The text version of all documents is in the database/txts/ folder.

Examples:

File No. 1, first link: 1_1

File No 4, fourth link: 3_4

Note 1: Not all files have been converted yet

Note 2: The conversion uses image recognition and can get really bad at times, causing misspellings or unrelated words.

For developers

The scripts work in the following sequence:

  1. extract_rows.py: Go to the senate website and extract the information from each row in the table. All data is saved in database/rows.
  2. extract_headers.py: For each link on each line, this script takes metadata from the file (size, type) that will be useful later. These data are saved in database/headers.
  3. download_pdfs.py: Download all PDFs described in database/headers and save in database/pdfs.
  4. convert_pdf_to_jpg.py: Convert all PDFs in database/pdfs to images in database/jpgs.
  5. convert_jpg_to_txt.py: Convert all images in database/jpgs to text in database/txt.

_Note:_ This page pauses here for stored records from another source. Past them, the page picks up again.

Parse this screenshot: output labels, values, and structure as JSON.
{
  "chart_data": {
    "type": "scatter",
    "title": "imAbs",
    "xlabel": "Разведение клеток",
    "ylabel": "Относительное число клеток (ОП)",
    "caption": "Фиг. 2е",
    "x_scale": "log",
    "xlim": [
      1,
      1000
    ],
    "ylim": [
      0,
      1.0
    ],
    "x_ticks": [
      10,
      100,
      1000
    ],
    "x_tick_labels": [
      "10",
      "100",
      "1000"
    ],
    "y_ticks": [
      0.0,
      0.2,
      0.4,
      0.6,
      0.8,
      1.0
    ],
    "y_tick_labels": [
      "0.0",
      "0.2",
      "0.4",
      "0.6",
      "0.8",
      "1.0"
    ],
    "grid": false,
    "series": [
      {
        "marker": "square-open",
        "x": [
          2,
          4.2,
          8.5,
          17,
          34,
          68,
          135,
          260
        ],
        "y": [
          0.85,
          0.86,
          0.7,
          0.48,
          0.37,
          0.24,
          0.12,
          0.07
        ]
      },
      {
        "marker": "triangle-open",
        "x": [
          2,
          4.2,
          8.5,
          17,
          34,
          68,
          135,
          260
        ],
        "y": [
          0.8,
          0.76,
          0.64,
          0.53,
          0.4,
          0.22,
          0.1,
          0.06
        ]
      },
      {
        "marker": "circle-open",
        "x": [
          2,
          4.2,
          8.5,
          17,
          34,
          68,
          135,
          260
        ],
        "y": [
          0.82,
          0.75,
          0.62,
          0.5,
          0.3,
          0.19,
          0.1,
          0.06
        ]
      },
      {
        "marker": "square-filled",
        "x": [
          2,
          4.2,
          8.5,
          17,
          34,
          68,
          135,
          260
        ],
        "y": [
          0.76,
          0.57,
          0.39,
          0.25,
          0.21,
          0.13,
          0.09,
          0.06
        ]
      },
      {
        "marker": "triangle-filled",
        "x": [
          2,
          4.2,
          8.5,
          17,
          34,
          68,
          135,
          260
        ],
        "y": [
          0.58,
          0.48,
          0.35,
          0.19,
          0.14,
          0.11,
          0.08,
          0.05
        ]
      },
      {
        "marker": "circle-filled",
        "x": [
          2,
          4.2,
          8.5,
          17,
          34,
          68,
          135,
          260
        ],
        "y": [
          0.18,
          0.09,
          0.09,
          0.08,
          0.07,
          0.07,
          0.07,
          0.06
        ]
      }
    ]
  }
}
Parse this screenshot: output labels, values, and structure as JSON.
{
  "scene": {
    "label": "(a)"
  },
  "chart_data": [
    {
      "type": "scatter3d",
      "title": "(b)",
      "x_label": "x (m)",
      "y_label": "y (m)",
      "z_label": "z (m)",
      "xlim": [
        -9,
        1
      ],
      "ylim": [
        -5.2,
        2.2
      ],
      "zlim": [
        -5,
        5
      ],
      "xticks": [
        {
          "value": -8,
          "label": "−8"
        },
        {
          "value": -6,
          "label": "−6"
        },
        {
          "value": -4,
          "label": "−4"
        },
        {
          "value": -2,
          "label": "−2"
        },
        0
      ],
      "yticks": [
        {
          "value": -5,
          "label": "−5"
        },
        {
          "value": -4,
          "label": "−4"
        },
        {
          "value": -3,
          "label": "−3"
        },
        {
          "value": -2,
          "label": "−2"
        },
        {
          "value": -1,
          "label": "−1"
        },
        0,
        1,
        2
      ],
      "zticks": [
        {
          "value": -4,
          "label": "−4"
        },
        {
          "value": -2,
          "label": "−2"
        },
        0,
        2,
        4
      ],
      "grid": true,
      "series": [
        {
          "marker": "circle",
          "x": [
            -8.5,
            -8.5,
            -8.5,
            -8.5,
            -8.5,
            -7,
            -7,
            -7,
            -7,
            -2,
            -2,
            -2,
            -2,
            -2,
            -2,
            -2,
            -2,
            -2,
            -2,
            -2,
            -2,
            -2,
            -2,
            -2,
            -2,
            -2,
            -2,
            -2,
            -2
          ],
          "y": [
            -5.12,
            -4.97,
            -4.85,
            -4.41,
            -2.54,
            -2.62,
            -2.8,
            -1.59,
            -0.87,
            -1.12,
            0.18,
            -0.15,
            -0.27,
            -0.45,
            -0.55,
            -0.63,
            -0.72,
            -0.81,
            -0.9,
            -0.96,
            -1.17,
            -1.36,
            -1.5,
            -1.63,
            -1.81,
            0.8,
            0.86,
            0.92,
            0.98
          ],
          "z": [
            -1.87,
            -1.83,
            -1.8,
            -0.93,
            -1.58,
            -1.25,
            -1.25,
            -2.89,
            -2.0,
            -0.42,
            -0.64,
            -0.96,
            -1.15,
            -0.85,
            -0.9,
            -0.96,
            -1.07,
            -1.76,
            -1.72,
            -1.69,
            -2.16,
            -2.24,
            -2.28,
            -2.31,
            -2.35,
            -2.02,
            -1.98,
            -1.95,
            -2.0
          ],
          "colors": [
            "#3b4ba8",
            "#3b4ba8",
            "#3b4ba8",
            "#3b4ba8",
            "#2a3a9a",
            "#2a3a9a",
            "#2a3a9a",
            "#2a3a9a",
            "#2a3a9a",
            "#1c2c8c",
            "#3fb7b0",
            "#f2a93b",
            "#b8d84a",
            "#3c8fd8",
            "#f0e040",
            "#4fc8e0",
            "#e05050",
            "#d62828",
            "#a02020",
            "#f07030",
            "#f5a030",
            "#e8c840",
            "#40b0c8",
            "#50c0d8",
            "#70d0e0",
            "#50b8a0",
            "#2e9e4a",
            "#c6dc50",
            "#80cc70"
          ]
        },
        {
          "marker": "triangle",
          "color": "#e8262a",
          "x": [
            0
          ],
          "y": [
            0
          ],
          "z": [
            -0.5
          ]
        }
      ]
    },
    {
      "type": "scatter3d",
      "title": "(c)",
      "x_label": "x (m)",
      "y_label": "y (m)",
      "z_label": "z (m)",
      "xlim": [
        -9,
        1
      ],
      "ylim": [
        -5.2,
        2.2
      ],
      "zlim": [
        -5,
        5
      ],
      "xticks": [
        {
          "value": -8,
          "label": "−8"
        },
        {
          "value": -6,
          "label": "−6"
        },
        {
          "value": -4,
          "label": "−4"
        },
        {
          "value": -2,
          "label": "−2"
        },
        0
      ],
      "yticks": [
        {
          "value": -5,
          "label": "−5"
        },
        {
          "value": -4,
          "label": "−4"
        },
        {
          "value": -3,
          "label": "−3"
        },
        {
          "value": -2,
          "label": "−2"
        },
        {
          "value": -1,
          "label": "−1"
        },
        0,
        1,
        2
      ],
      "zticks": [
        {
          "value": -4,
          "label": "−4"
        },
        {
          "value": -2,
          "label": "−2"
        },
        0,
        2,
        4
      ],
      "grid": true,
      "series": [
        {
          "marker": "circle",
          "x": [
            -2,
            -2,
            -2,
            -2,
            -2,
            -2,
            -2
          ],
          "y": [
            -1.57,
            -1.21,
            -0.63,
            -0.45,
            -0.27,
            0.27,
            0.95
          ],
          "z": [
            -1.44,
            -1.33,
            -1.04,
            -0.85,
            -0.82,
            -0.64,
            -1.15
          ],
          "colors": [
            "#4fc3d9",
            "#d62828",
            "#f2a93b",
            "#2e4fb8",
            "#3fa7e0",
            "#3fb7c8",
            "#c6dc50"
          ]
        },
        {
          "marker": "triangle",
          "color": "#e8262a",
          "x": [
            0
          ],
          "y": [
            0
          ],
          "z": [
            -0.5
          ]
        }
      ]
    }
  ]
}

For performance reasons, only the database/rows, database/headers and database/txts folders are saved in this repository.

ALL:
0. Improve this readme :)

  1. Use githubpages to generate a static site that allows searching all txt
  2. Finish converting all files
  3. Investigate files where the conversion was bad.
  4. Automatically extract dates and provide a json with the chronological order of the files.